Mais selon Gray, les commentaires utilisant des modèles sont généralement soit complètement identiques les uns aux autres, soit modifiés de manière unique. En effet, les modèles de Palette, qu'elle a partagés avec Assigned, indiquent à ses partisans qu'ils « DOIVENT REFORMER » leur soumission en ajoutant des « touches personnelles », car les fonctionnaires sont susceptibles d'ignorer les simples copier-coller.
Les commentaires qui en résultent montrent divers signes d'intervention humaine désordonnée, tels que des espaces malveillants à la fin des paragraphes. Il y a également peu de régularité dans la fréquence à laquelle chaque modèle a été adopté.
En revanche, les commentaires suspects ne comportent jamais d’espaces à la fin et leur fréquence est étonnamment régulière. Après les premiers exemples, chaque introduction – « Je salue », « J'applaudis », etc. — apparaît presque exactement le même nombre de fois (entre 145 et 150). Il en va de même pour ces phrases finales facultatives, qui apparaissent entre 343 et 347 fois chacune.
Cette régularité suggère un processus automatisé choisissant entre chaque option au hasard, semblable à lancer une paire de dés des centaines de fois – par opposition aux êtres humains qui choisissent la version à utiliser.

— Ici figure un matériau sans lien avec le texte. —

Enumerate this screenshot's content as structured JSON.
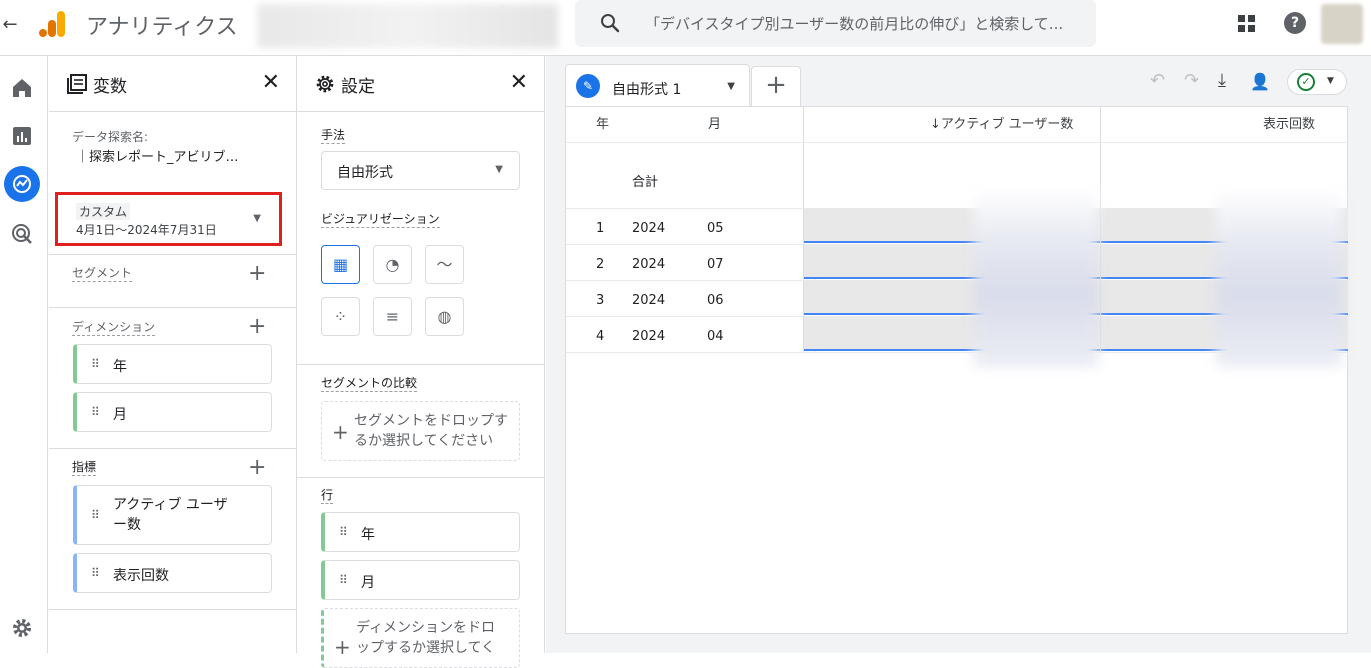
{
  "app": {
    "back_arrow": "←",
    "title": "アナリティクス"
  },
  "search": {
    "placeholder": "「デバイスタイプ別ユーザー数の前月比の伸び」と検索して..."
  },
  "header_icons": {
    "help": "?"
  },
  "variables_panel": {
    "title": "変数",
    "exploration_name_label": "データ探索名:",
    "exploration_name_value": "｜探索レポート_アビリブ…",
    "date_tag": "カスタム",
    "date_range": "4月1日～2024年7月31日",
    "segments_label": "セグメント",
    "dimensions_label": "ディメンション",
    "dimensions": [
      "年",
      "月"
    ],
    "metrics_label": "指標",
    "metrics": [
      "アクティブ ユーザ\nー数",
      "表示回数"
    ]
  },
  "settings_panel": {
    "title": "設定",
    "technique_label": "手法",
    "technique_value": "自由形式",
    "viz_label": "ビジュアリゼーション",
    "segment_compare_label": "セグメントの比較",
    "segment_drop_text": "セグメントをドロップするか選択してください",
    "rows_label": "行",
    "rows": [
      "年",
      "月"
    ],
    "dimension_drop_text": "ディメンションをドロップするか選択してく"
  },
  "canvas": {
    "tab_label": "自由形式 1",
    "tab_add": "+",
    "table": {
      "headers": {
        "year": "年",
        "month": "月",
        "active_users": "↓アクティブ ユーザー数",
        "views": "表示回数"
      },
      "total_label": "合計",
      "rows": [
        {
          "idx": "1",
          "year": "2024",
          "month": "05"
        },
        {
          "idx": "2",
          "year": "2024",
          "month": "07"
        },
        {
          "idx": "3",
          "year": "2024",
          "month": "06"
        },
        {
          "idx": "4",
          "year": "2024",
          "month": "04"
        }
      ]
    }
  },
  "colors": {
    "accent": "#1a73e8",
    "highlight_red": "#e0201e",
    "dimension_green": "#81c995",
    "metric_blue": "#8ab4f8"
  }
}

Les noms attachés à ce lot de commentaires offrent peu d’indices sur leur origine. Tous sont signés avec un nom complet, plutôt que « anonyme », mais aucun ne donne une ville, un état ou un code postal. Parmi ces noms assez inhabituels pour Google, beaucoup apparaissent de manière très visible dans les pages nécrologiques en ligne, soit en tant que défunt, soit en tant que parent.
D’autres correspondent à de vraies personnes : un militant du deuxième amendement du Tennessee, un cadre dans une banque du Texas, un consultant en logiciels à Seattle, un employé de l’US Space Force en Virginie. Assigned a contacté certaines de ces personnes pour commentaires et mettra à jour cette histoire si elles répondent.
Pour sa part, Gray souhaite attirer l'attention sur ces commentaires, de peur que l'ATF de Donald Trump ne tente de prétendre qu'il y a eu une vague de soutien public à sa proposition, alors qu'en fait, le contraire semble être vrai.
C'est déjà arrivé. En 2017, pendant le premier mandat de Trump, des millions de faux commentaires publics – certains utilisant l'identité de personnes décédées – ont été soumis à la fois pour et contre l'abrogation des lois sur la neutralité du net. L’abrogation a eu lieu malgré tout.
« Je ne veux pas que le gouvernement puisse simplement dire : 'nous avons reçu les deux tiers des commentaires en faveur de cette réglementation de bon sens' », a déclaré Gray à Assigned. « Je veux essayer d'arrêter ça. »
L'ATF n'a pas répondu à une demande de commentaires.
Io Dodds est un journaliste indépendant basé à Berkeley, en Californie, spécialisé dans la découverte de la manière dont les plateformes technologiques et autres systèmes cachés façonnent nos vies et notre culture. Elle a passé huit ans en tant que drag king de couverture pour le journal britannique Daily Telegraph avant de sortir en 2021, et a récemment été journaliste principale pour The Independent. Son prénom se prononce aɪəʊ (« oeil-oh »).